News at a glance

`Inequality' of extra tuition revealed by study

The richest UK parents are four times more likely than the poorest to pay for extra classes for their children outside school, a new study by social mobility charity the Sutton Trust reveals. The analysis of Office for National Statistics data shows that 35 per cent of households in the top fifth of incomes (those earning more than pound;52,000 a year) have paid fees for extra-curricular activities for their children in the past three months. This compares with only 9 per cent of households in the bottom fifth of incomes (below pound;14,000 a year). Conor Ryan, director of research at the Sutton Trust, said: "Inequalities in education don't stop after the school bell has sounded. They extend to the range of private tuition and extra-curricular activities available to children whose parents can afford to pay for them."

French primaries defy timetable reform by shutting doors on Wednesdays

Dozens of schools in France remained closed on Wednesday, defying controversial government reforms to extend the primary school timetable to a five-day week. Approximately 15 towns refused to open their schools, although the rebellion was not as widespread as the government had feared. Most primaries across the country opened their doors on a Wednesday for the first time in decades. Parents opposing the changes had said that it was unfair not to give young pupils a midweek break.

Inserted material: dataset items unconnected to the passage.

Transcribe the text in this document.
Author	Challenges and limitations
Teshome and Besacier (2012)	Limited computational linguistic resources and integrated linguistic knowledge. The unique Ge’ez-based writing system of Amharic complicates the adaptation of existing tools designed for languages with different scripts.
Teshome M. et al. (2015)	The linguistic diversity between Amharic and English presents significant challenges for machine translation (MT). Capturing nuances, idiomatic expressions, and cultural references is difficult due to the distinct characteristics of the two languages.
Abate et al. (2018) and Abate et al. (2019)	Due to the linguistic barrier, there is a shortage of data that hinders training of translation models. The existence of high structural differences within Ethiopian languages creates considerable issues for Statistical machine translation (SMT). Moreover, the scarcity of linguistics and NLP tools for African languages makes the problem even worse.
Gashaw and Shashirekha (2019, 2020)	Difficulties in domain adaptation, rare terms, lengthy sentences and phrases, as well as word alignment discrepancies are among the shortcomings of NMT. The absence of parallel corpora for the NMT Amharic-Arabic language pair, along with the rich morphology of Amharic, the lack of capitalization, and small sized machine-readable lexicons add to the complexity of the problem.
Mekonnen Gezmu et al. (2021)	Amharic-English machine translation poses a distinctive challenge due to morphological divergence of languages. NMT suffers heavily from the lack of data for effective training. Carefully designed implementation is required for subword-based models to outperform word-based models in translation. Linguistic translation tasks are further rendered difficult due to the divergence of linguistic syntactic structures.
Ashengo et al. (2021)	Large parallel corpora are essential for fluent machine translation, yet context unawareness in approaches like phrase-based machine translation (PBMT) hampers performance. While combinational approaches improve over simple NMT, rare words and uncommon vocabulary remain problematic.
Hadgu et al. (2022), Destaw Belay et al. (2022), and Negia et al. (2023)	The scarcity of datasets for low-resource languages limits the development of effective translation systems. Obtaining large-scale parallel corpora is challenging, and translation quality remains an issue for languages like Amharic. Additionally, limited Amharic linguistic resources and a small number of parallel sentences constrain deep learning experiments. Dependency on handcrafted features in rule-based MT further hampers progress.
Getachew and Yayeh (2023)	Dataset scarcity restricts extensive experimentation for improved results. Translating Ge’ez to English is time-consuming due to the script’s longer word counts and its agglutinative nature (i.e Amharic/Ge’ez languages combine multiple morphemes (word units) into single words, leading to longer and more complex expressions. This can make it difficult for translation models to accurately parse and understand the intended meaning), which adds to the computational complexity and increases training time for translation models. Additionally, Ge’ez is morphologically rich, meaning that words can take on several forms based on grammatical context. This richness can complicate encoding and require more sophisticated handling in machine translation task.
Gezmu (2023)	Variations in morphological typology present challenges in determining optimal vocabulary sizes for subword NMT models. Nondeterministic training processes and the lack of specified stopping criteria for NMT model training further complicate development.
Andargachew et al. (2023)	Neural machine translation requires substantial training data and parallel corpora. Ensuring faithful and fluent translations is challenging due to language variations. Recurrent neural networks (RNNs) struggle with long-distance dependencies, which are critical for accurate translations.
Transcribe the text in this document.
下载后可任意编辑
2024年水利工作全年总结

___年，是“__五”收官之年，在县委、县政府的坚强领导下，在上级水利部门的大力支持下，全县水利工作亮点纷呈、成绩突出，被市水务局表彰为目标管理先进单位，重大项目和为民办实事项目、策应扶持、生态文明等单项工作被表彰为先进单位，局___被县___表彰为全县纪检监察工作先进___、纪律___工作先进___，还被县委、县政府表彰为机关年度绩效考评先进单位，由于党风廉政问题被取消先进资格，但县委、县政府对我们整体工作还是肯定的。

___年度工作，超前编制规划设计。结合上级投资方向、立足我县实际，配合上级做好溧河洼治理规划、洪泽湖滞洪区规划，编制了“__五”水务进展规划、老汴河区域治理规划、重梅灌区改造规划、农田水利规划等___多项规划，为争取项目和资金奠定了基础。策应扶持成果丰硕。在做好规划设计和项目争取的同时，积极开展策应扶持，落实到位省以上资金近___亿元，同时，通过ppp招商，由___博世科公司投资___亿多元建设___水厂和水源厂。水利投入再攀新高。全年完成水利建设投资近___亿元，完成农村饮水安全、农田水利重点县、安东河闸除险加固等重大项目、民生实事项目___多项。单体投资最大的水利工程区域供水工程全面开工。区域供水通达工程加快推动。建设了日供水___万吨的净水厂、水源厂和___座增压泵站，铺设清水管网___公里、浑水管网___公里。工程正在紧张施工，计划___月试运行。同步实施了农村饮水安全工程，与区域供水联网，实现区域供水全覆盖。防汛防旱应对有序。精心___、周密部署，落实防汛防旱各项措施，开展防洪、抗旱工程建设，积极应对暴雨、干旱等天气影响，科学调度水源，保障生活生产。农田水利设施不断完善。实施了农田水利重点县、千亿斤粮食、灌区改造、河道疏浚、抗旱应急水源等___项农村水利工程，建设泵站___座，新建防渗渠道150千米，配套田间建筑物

Teachers `completely at sea' with new curriculum

Many teachers are not prepared for the rigours of England's new national curriculum, a leading independent school headteacher has said. Alice Phillips, president of the Girls' Schools Association, said that a number of bright, enthusiastic teachers were "completely at sea" with many aspects of English grammar and were not well prepared to teach the subject. The headteacher of St Catherine's School in Bramley, Surrey, also pointed out that some English teachers lacked knowledge of pre-20th-century literature. She recommended the introduction of subject-focused degrees, which included modules in education, and called for teachers to have their student debt waived if they stayed in the profession.

Nato summit leads to school closures in Wales

The arrival of US president Barack Obama and other world leaders for the Nato summit in South Wales this week caused disruption in about 160 schools. In the host city of Newport, in Cardiff and 25 miles away in the Vale of Glamorgan, schools were closed or partially closed for the first few days of the new term to minimise traffic disruption. The summit has led to a vast security operation; warships have even been stationed in Cardiff Bay. Parents have complained about the decision to disrupt children's education for the event at the Celtic Manor hotel.

Free school breathes life into former prep

A free school has been established in a former prep school, which closed because of financial problems caused by falling numbers. Evendons Primary School in Wokingham, Berkshire, is opening this term in a building formerly occupied by White House Preparatory School, which was forced to close in 2012 after more than 100 years in operation. Patrick Pritchett, headteacher of Evendons, said there was already a waiting list for the school, which will eventually have 350 pupils on roll. Evendons was set up by a group of parents who were concerned about the lack of a local primary for their children.